The Izu-Bonin subduction zone in the Northwest Pacific is an ideal location for understanding mantle dynamics such as cold lithosphere subduction. The slab produces a lateral thermal anomaly, inducing local topographic changes at the boundary of a post-spinel phase transformation, considered to be the origin of the ‘660-km discontinuity.’ In this study, the short-period (1–2 Hz) S-to-P conversion phase S660P was used to obtain the fine-scale structure of the discontinuity. More than 100 earthquakes that occurred from the 1980s to the 2020s and were recorded by high-quality seismic arrays in the United States and Europe were analyzed.

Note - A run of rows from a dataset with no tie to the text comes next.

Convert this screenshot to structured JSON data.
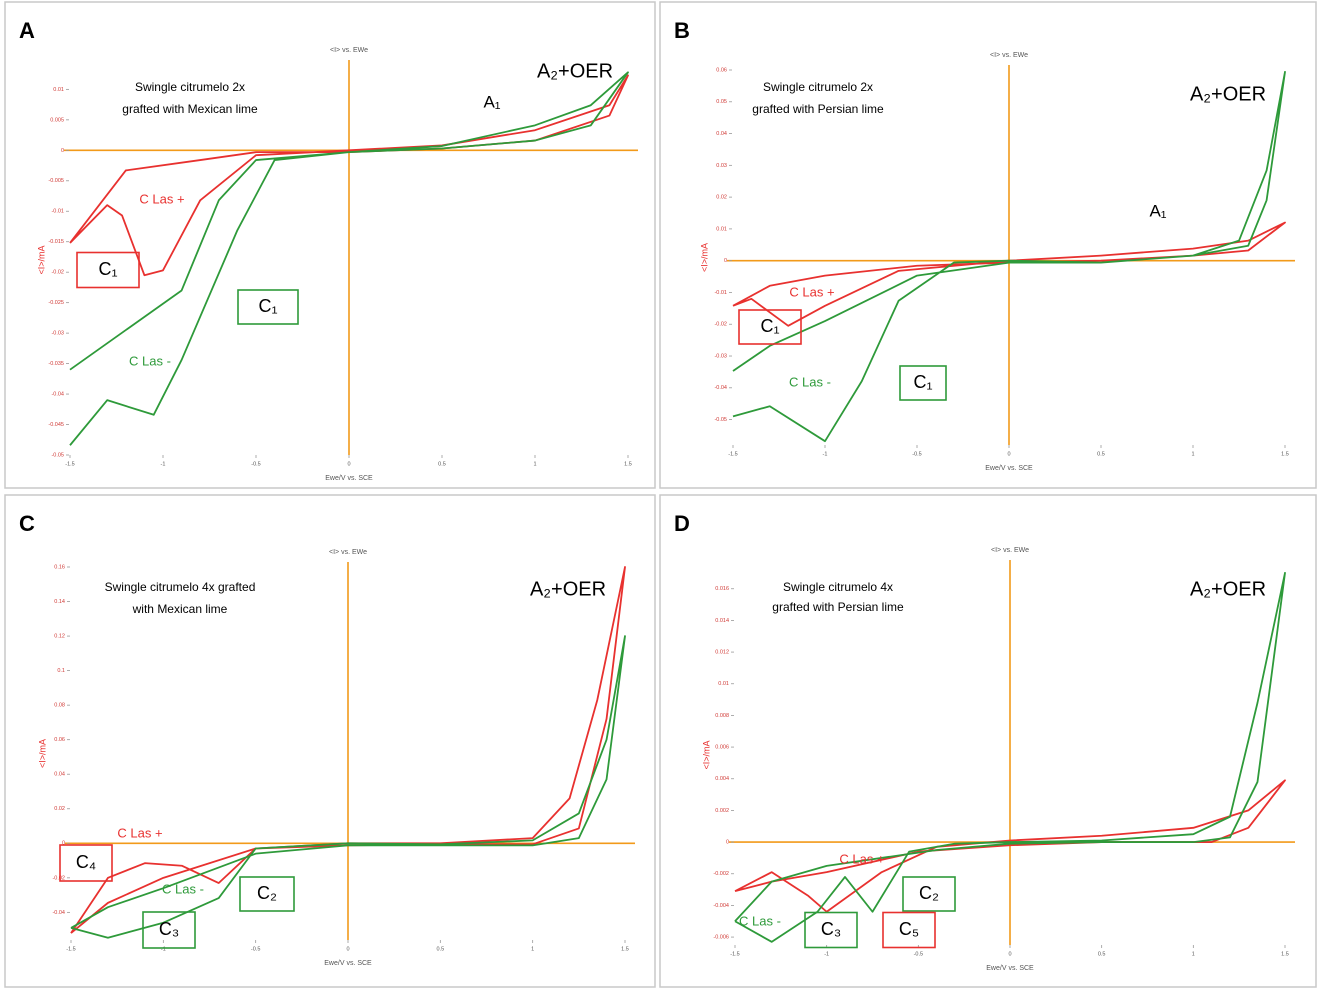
{
  "chart_data": [
    {
      "type": "line",
      "panel_label": "A",
      "header": "<I> vs. EWe",
      "xlabel": "Ewe/V vs. SCE",
      "ylabel": "<I>/mA",
      "xlim": [
        -1.5,
        1.5
      ],
      "xticks": [
        -1.5,
        -1,
        -0.5,
        0,
        0.5,
        1,
        1.5
      ],
      "ylim": [
        -0.05,
        0.014
      ],
      "yticks": [
        -0.05,
        -0.045,
        -0.04,
        -0.035,
        -0.03,
        -0.025,
        -0.02,
        -0.015,
        -0.01,
        -0.005,
        0,
        0.005,
        0.01
      ],
      "series": [
        {
          "color": "#e8312f",
          "x": [
            -1.5,
            -1.3,
            -1.22,
            -1.1,
            -1.0,
            -0.8,
            -0.5,
            0,
            0.5,
            1,
            1.4,
            1.5,
            1.4,
            1,
            0.5,
            0,
            -0.5,
            -0.8,
            -1.2,
            -1.5
          ],
          "values": [
            -0.0152,
            -0.009,
            -0.0107,
            -0.0205,
            -0.0197,
            -0.0082,
            -0.0008,
            0,
            0.0008,
            0.0033,
            0.0074,
            0.0123,
            0.0057,
            0.0016,
            0.0003,
            -0.0003,
            -0.0003,
            -0.0016,
            -0.0033,
            -0.0152
          ]
        },
        {
          "color": "#2e9a3a",
          "x": [
            -1.5,
            -1.3,
            -1.05,
            -0.9,
            -0.6,
            -0.4,
            0,
            0.5,
            1,
            1.3,
            1.5,
            1.3,
            1,
            0.5,
            0,
            -0.5,
            -0.7,
            -0.9,
            -1.2,
            -1.5
          ],
          "values": [
            -0.0484,
            -0.041,
            -0.0434,
            -0.0344,
            -0.0131,
            -0.0016,
            -0.0003,
            0.0007,
            0.0041,
            0.0074,
            0.0128,
            0.0041,
            0.0016,
            0.0003,
            -0.0003,
            -0.0016,
            -0.0082,
            -0.023,
            -0.0295,
            -0.036
          ]
        }
      ],
      "annotations": [
        {
          "text": "Swingle citrumelo 2x",
          "color": "#000000"
        },
        {
          "text": "grafted with Mexican lime",
          "color": "#000000"
        },
        {
          "text": "A₂+OER",
          "color": "#000000"
        },
        {
          "text": "A₁",
          "color": "#000000"
        },
        {
          "text": "C Las +",
          "color": "#e8312f"
        },
        {
          "text": "C Las -",
          "color": "#2e9a3a"
        },
        {
          "text": "C₁",
          "color": "#e8312f",
          "boxed": true
        },
        {
          "text": "C₁",
          "color": "#2e9a3a",
          "boxed": true
        }
      ]
    },
    {
      "type": "line",
      "panel_label": "B",
      "header": "<I> vs. EWe",
      "xlabel": "Ewe/V vs. SCE",
      "ylabel": "<I>/mA",
      "xlim": [
        -1.5,
        1.5
      ],
      "xticks": [
        -1.5,
        -1,
        -0.5,
        0,
        0.5,
        1,
        1.5
      ],
      "ylim": [
        -0.058,
        0.06
      ],
      "yticks": [
        -0.05,
        -0.04,
        -0.03,
        -0.02,
        -0.01,
        0,
        0.01,
        0.02,
        0.03,
        0.04,
        0.05,
        0.06
      ],
      "series": [
        {
          "color": "#e8312f",
          "x": [
            -1.5,
            -1.4,
            -1.2,
            -1.0,
            -0.6,
            0,
            0.5,
            1,
            1.3,
            1.5,
            1.3,
            1,
            0.5,
            0,
            -0.5,
            -1.0,
            -1.3,
            -1.5
          ],
          "values": [
            -0.0142,
            -0.012,
            -0.0205,
            -0.0142,
            -0.0032,
            0,
            0.0016,
            0.0038,
            0.0063,
            0.012,
            0.0032,
            0.0016,
            0,
            -0.0006,
            -0.0016,
            -0.0047,
            -0.0079,
            -0.0142
          ]
        },
        {
          "color": "#2e9a3a",
          "x": [
            -1.5,
            -1.3,
            -1.0,
            -0.8,
            -0.6,
            -0.3,
            0,
            0.5,
            1,
            1.25,
            1.4,
            1.5,
            1.4,
            1.3,
            1,
            0.5,
            0,
            -0.5,
            -1.0,
            -1.3,
            -1.5
          ],
          "values": [
            -0.049,
            -0.0458,
            -0.0568,
            -0.0379,
            -0.0126,
            -0.0006,
            0,
            -0.0006,
            0.0016,
            0.0063,
            0.0284,
            0.0594,
            0.019,
            0.0047,
            0.0016,
            -0.0006,
            -0.0006,
            -0.0047,
            -0.019,
            -0.0268,
            -0.0347
          ]
        }
      ],
      "annotations": [
        {
          "text": "Swingle citrumelo 2x",
          "color": "#000000"
        },
        {
          "text": "grafted with Persian lime",
          "color": "#000000"
        },
        {
          "text": "A₂+OER",
          "color": "#000000"
        },
        {
          "text": "A₁",
          "color": "#000000"
        },
        {
          "text": "C Las +",
          "color": "#e8312f"
        },
        {
          "text": "C Las -",
          "color": "#2e9a3a"
        },
        {
          "text": "C₁",
          "color": "#e8312f",
          "boxed": true
        },
        {
          "text": "C₁",
          "color": "#2e9a3a",
          "boxed": true
        }
      ]
    },
    {
      "type": "line",
      "panel_label": "C",
      "header": "<I> vs. EWe",
      "xlabel": "Ewe/V vs. SCE",
      "ylabel": "<I>/mA",
      "xlim": [
        -1.5,
        1.5
      ],
      "xticks": [
        -1.5,
        -1,
        -0.5,
        0,
        0.5,
        1,
        1.5
      ],
      "ylim": [
        -0.056,
        0.16
      ],
      "yticks": [
        -0.04,
        -0.02,
        0,
        0.02,
        0.04,
        0.06,
        0.08,
        0.1,
        0.12,
        0.14,
        0.16
      ],
      "series": [
        {
          "color": "#e8312f",
          "x": [
            -1.5,
            -1.3,
            -1.1,
            -0.9,
            -0.7,
            -0.5,
            0,
            0.5,
            1,
            1.2,
            1.35,
            1.5,
            1.4,
            1.25,
            1,
            0.5,
            0,
            -0.5,
            -1.0,
            -1.3,
            -1.5
          ],
          "values": [
            -0.052,
            -0.02,
            -0.0115,
            -0.013,
            -0.023,
            -0.003,
            0,
            0,
            0.003,
            0.026,
            0.083,
            0.16,
            0.072,
            0.0086,
            -0.0006,
            -0.0006,
            -0.0012,
            -0.003,
            -0.02,
            -0.0345,
            -0.052
          ]
        },
        {
          "color": "#2e9a3a",
          "x": [
            -1.5,
            -1.3,
            -1.0,
            -0.7,
            -0.5,
            0,
            0.5,
            1,
            1.25,
            1.4,
            1.5,
            1.4,
            1.25,
            1,
            0.5,
            0,
            -0.5,
            -1.0,
            -1.3,
            -1.5
          ],
          "values": [
            -0.049,
            -0.0547,
            -0.046,
            -0.0317,
            -0.003,
            0,
            -0.0006,
            0.0017,
            0.0173,
            0.06,
            0.12,
            0.037,
            0.003,
            -0.0012,
            -0.0012,
            -0.0012,
            -0.006,
            -0.026,
            -0.037,
            -0.049
          ]
        }
      ],
      "annotations": [
        {
          "text": "Swingle citrumelo 4x grafted",
          "color": "#000000"
        },
        {
          "text": "with Mexican lime",
          "color": "#000000"
        },
        {
          "text": "A₂+OER",
          "color": "#000000"
        },
        {
          "text": "C Las +",
          "color": "#e8312f"
        },
        {
          "text": "C Las -",
          "color": "#2e9a3a"
        },
        {
          "text": "C₄",
          "color": "#e8312f",
          "boxed": true
        },
        {
          "text": "C₂",
          "color": "#2e9a3a",
          "boxed": true
        },
        {
          "text": "C₃",
          "color": "#2e9a3a",
          "boxed": true
        }
      ]
    },
    {
      "type": "line",
      "panel_label": "D",
      "header": "<I> vs. EWe",
      "xlabel": "Ewe/V vs. SCE",
      "ylabel": "<I>/mA",
      "xlim": [
        -1.5,
        1.5
      ],
      "xticks": [
        -1.5,
        -1,
        -0.5,
        0,
        0.5,
        1,
        1.5
      ],
      "ylim": [
        -0.0065,
        0.0175
      ],
      "yticks": [
        -0.006,
        -0.004,
        -0.002,
        0,
        0.002,
        0.004,
        0.006,
        0.008,
        0.01,
        0.012,
        0.014,
        0.016
      ],
      "series": [
        {
          "color": "#e8312f",
          "x": [
            -1.5,
            -1.3,
            -1.1,
            -1.0,
            -0.7,
            -0.4,
            0,
            0.5,
            1,
            1.3,
            1.5,
            1.3,
            1.1,
            0.5,
            0,
            -0.5,
            -1.0,
            -1.3,
            -1.5
          ],
          "values": [
            -0.0031,
            -0.0019,
            -0.0034,
            -0.0044,
            -0.0019,
            -0.0003,
            0.0001,
            0.0004,
            0.0009,
            0.002,
            0.0039,
            0.0009,
            0,
            0,
            -0.0002,
            -0.0006,
            -0.0019,
            -0.0025,
            -0.0031
          ]
        },
        {
          "color": "#2e9a3a",
          "x": [
            -1.5,
            -1.3,
            -1.05,
            -0.9,
            -0.75,
            -0.55,
            -0.3,
            0,
            0.5,
            1,
            1.2,
            1.35,
            1.5,
            1.35,
            1.2,
            1,
            0.5,
            0,
            -0.4,
            -1.0,
            -1.3,
            -1.5
          ],
          "values": [
            -0.005,
            -0.0063,
            -0.0044,
            -0.0022,
            -0.0044,
            -0.0006,
            -0.0001,
            0,
            0.0001,
            0.0005,
            0.0016,
            0.0088,
            0.017,
            0.0038,
            0.0003,
            0,
            0,
            -0.0001,
            -0.0005,
            -0.0015,
            -0.0025,
            -0.005
          ]
        }
      ],
      "annotations": [
        {
          "text": "Swingle citrumelo 4x",
          "color": "#000000"
        },
        {
          "text": "grafted with Persian lime",
          "color": "#000000"
        },
        {
          "text": "A₂+OER",
          "color": "#000000"
        },
        {
          "text": "C Las +",
          "color": "#e8312f"
        },
        {
          "text": "C Las -",
          "color": "#2e9a3a"
        },
        {
          "text": "C₂",
          "color": "#2e9a3a",
          "boxed": true
        },
        {
          "text": "C₃",
          "color": "#2e9a3a",
          "boxed": true
        },
        {
          "text": "C₅",
          "color": "#e8312f",
          "boxed": true
        }
      ]
    }
  ]
}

A discontinuity in the ambient mantle with an average depth of ∼670 km was found beneath the 300–400-km event zone in the northern Bonin region near 33°N. Meanwhile, the ‘660-km discontinuity’ has been pushed upward, away from the slab, possibly because of a hot upwelling mantle plume. In the central part of the subduction zone, the 660-km discontinuity is depressed to an average depth of (690 ± 5) km within the slab at approximately 150 km below the coldest slab core, indicating a (300 ± 100) °C cold anomaly estimated using a post-spinel transformation Clapeyron slope of (−2.0 ± 1.0) MPa/K. In southern Bonin near 28°N, the discontinuity was found to be further depressed at an average depth of (695 ± 5) km below the deepest event and with a focal depth of ∼550 km. The discontinuity is located where the slab bends abruptly to become sub-horizontal toward the west-southwest. Near the zone of the isolated Bonin Super Deep Earthquake, which occurred at ∼680 km on May 30, 2015, the discontinuity is depressed to ∼700 km, suggesting a near-vertical penetrating slab and an S-to-P conversion in the coldest slab core, where a large low-temperature anomaly should exist.